Mohammad Alaee-Kerahroodi, Interdisciplinary Centre for Security, Reliability and Trust (SnT), University of Luxembourg.
Bhavani Shankar M. R., Interdisciplinary Centre for Security, Reliability and Trust (SnT), University of Luxembourg.
24 and 79 GHz Automotive Radar Systems and Applications:
Driving a car is a dangerous task! There are about 5000 fatalities on German streets every year, which are absolutely too many. Drivers have strong limitations in the ability to measure precisely the distance and the speed difference between cars, which is the reason for several accidents. The all-weather-capability as well as the capability of measuring target range and radial velocity simultaneously are some of the essential features, which make radar systems suitable for automotive applications.
Radio Detection and Ranging (RADAR) is a worldwide well-known sensor technique since more than 110 years. Collision avoidance between ships was the first application for this new technique. Today we come back to the collision avoidance application however now between cars in a normal road environment.

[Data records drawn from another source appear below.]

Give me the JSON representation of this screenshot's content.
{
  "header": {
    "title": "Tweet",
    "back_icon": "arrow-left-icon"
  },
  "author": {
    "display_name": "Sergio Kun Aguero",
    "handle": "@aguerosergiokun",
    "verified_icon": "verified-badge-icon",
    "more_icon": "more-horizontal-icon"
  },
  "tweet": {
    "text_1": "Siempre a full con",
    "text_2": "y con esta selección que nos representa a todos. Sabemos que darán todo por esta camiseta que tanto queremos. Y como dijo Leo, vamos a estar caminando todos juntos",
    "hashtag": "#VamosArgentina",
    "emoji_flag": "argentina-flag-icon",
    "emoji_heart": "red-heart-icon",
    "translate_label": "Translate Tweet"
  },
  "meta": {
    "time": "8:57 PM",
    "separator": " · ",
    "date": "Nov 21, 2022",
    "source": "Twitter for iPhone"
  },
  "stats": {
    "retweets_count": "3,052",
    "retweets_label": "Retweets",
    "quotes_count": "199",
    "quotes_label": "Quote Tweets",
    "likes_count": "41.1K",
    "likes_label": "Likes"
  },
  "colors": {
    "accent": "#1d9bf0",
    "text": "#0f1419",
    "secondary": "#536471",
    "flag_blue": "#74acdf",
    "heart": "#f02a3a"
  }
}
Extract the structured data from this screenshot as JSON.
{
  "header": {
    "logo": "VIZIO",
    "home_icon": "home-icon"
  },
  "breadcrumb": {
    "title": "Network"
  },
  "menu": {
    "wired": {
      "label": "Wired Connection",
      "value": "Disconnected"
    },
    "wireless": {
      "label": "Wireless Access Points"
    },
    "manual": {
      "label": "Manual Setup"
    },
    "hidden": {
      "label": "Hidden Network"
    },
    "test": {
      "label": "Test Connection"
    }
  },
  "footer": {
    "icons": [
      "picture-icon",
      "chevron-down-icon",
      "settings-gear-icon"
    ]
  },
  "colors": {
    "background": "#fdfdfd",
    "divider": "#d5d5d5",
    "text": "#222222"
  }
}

The general requirement on an automotive radar sensor in the 24 and 79 GHz frequency domain is to measure the target range R and radial velocity vr simultaneously and unambiguously with high accuracy and resolution even in multi target situations, which is a matter of the appropriate waveform design. Several new waveforms have been developed for this application in the last years. In any continuous wave (CW) radar the receive signal is directly down-converted into baseband by the instantaneous transmit frequency. The receive signal is then sampled and further processed for target detection and parameter estimation. The resulting beat frequency fB will be measured with high accuracy by an FFT procedure.
The aim of the tutorial is to introduce multiple CW waveforms and describe their performance figures. With a single chirp waveform for example the target range and radial velocity cannot be measured in multiple target situations. Therefore several alternatives have been developed to fulfill the given requirements. Chirp sequence waveforms show good performance figures in this respect. The computation complexity will also be discussed.
Prof. Dr. Hermann Rohling, Hamburg University of Technology.